Hutchings is a man of few words. At the end of the band’s main set, just before the encore, he introduced the band. At the end of the show, he said this: “Thank you.” That was it. Otherwise, as they say, he let his playing do the communicating.

Sons of Kemet derives its name from ancient Egyptian culture. Hutchings was named after a Nubian pharaoh philosopher. All of that was a long way from Nebraska.

The opening act of the evening was Denver-based quartet Ramakhandra. They describe their music as coming from the other side of the multiverse. While it wasn’t possible to verify that claim by publication deadline, the band definitely has a unique sound. That starts with the unusual instrumentation starting with a harp out front. Not a harmonica, a real, live six-foot tall harp. Harpist Annastezhaa doubled on Koto, another unusual and ungainly instrument, this one of Japanese derivation. She also sang.

The rest of the instruments were more common, an electric bass, keyboard synthesizer, and drums, although the drummer performed wearing a mask. Not a COVID mask, but a type more commonly worn on Halloween.

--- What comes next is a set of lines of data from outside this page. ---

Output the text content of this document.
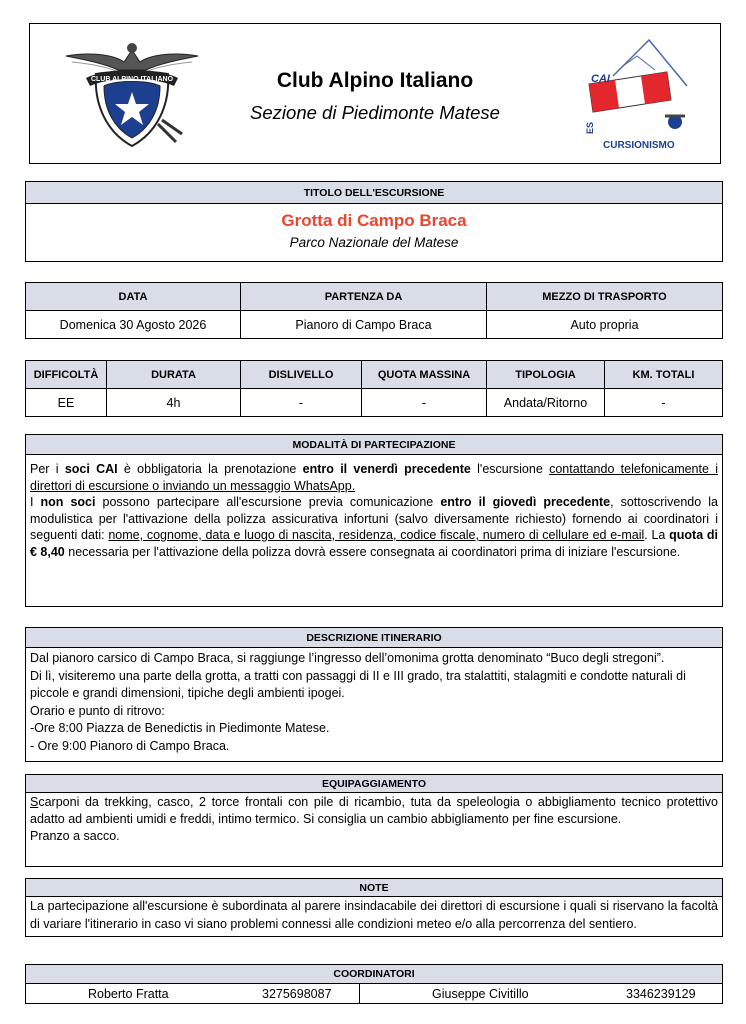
CLUB ALPINO ITALIANO	Club Alpino Italiano
Sezione di Piedimonte Matese
CAI
ES
CURSIONISMO
TITOLO DELL'ESCURSIONE
Grotta di Campo Braca
Parco Nazionale del Matese
DATA	PARTENZA DA	MEZZO DI TRASPORTO
Domenica 30 Agosto 2026	Pianoro di Campo Braca	Auto propria
DIFFICOLTÀ	DURATA	DISLIVELLO	QUOTA MASSINA	TIPOLOGIA	KM. TOTALI
EE	4h	-	-	Andata/Ritorno	-
MODALITÀ DI PARTECIPAZIONE
Per i soci CAI è obbligatoria la prenotazione entro il venerdì precedente l'escursione contattando telefonicamente i direttori di escursione o inviando un messaggio WhatsApp.
I non soci possono partecipare all'escursione previa comunicazione entro il giovedì precedente, sottoscrivendo la modulistica per l'attivazione della polizza assicurativa infortuni (salvo diversamente richiesto) fornendo ai coordinatori i seguenti dati: nome, cognome, data e luogo di nascita, residenza, codice fiscale, numero di cellulare ed e-mail. La quota di € 8,40 necessaria per l'attivazione della polizza dovrà essere consegnata ai coordinatori prima di iniziare l'escursione.
DESCRIZIONE ITINERARIO
Dal pianoro carsico di Campo Braca, si raggiunge l’ingresso dell’omonima grotta denominato “Buco degli stregoni”.
Di lì, visiteremo una parte della grotta, a tratti con passaggi di II e III grado, tra stalattiti, stalagmiti e condotte naturali di piccole e grandi dimensioni, tipiche degli ambienti ipogei.
Orario e punto di ritrovo:
-Ore 8:00 Piazza de Benedictis in Piedimonte Matese.
- Ore 9:00 Pianoro di Campo Braca.
EQUIPAGGIAMENTO
Scarponi da trekking, casco, 2 torce frontali con pile di ricambio, tuta da speleologia o abbigliamento tecnico protettivo adatto ad ambienti umidi e freddi, intimo termico. Si consiglia un cambio abbigliamento per fine escursione.
Pranzo a sacco.
NOTE
La partecipazione all'escursione è subordinata al parere insindacabile dei direttori di escursione i quali si riservano la facoltà di variare l'itinerario in caso vi siano problemi connessi alle condizioni meteo e/o alla percorrenza del sentiero.
COORDINATORI
Roberto Fratta	3275698087	Giuseppe Civitillo	3346239129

Ramakhandra’s music mainly falls into the modern jazz category but, of course, with some twists. Wednesday night, the masked drummer, Nobahdee (Nobody?) busily laid down the foundation with an ever-shifting groove, delayed beats and a fluid tempo. Clayto, on bass, helped punctuate the evolving rhythms, sometimes sticking with the drums, other times off on his own contrapuntal mission. The rhythm section flowed through quirky time signatures or no time at all. Eric Estrada (not the guy from TV’s CHIPS, he spells his name differently) provided atmospheric synth washes.

But the focal point was Annastezhaa with her plus-size instruments. The harp injects an angelic, otherworldly sound. Indeed, the liner notes on the band’s self-titled debut album offers “love all the way from Saturn.” It may be that Sun Ra’s excursion from Saturn to Earth was only an exploratory mission and now additional Saturnians are following on his contrails. Her vocals advanced the ethereal sonic virtual reality with the lyrics further contributing to the spacy motif with songs like “Andromeda Soup Dumpling.”

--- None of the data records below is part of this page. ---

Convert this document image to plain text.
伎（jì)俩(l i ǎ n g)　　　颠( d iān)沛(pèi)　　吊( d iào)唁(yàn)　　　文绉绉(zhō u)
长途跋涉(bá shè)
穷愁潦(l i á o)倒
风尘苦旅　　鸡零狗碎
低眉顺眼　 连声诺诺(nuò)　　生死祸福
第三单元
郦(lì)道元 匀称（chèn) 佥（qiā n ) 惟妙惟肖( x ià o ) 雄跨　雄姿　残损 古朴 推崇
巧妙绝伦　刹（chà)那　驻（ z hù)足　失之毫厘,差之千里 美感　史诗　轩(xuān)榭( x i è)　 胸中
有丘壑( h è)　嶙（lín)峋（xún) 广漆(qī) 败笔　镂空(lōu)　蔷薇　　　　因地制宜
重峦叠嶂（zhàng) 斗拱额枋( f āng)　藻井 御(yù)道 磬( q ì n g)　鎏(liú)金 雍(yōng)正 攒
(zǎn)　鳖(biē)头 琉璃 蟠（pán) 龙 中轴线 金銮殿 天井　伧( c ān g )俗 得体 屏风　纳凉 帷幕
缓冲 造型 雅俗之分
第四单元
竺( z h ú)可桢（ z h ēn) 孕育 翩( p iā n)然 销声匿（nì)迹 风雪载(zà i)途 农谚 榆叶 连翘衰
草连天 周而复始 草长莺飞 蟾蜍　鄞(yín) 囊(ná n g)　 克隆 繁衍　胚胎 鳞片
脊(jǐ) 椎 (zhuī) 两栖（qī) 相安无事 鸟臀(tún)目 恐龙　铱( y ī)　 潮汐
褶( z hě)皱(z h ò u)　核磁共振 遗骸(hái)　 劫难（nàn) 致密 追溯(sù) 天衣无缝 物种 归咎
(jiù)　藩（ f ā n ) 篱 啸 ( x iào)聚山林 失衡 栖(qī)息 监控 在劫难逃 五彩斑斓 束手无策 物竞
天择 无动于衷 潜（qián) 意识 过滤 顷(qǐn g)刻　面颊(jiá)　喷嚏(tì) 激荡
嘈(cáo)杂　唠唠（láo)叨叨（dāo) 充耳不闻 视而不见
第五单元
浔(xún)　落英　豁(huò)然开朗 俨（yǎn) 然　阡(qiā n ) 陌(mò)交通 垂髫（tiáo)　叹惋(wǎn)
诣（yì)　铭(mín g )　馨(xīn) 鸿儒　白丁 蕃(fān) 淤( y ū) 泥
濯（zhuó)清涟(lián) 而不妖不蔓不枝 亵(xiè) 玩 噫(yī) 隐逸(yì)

When Annastezhaa wasn’t plucking her harp, she switched to Koto, a nearly six-foot long, 13 string instrument with moveable bridges to adjust the pitch of the strings. She plucked the strings with her right hand and manipulated the strings with her left, pushing on the string on the other side of the bridge to raise the pitch like bending a string on a guitar.

The doubling on harp and koto in jazz-oriented music brings to mind Dorthey Ashby who did just that in the 1950s and 60s. Ashby faced the double-whammy challenge of playing unusual instruments as well as being an African-American woman in the male-dominated jazz scene at the time. She recorded about a dozen albums and guested on many others, but never broke through to wide public recognition.

Similarly, both Ramakhandra and Sons of Kemet fall short of being household names. But that’s not their goal. It’s obvious these two acts are in it for art’s sake and are making innovative and exciting music but, as happens so often, it’s just not for everybody.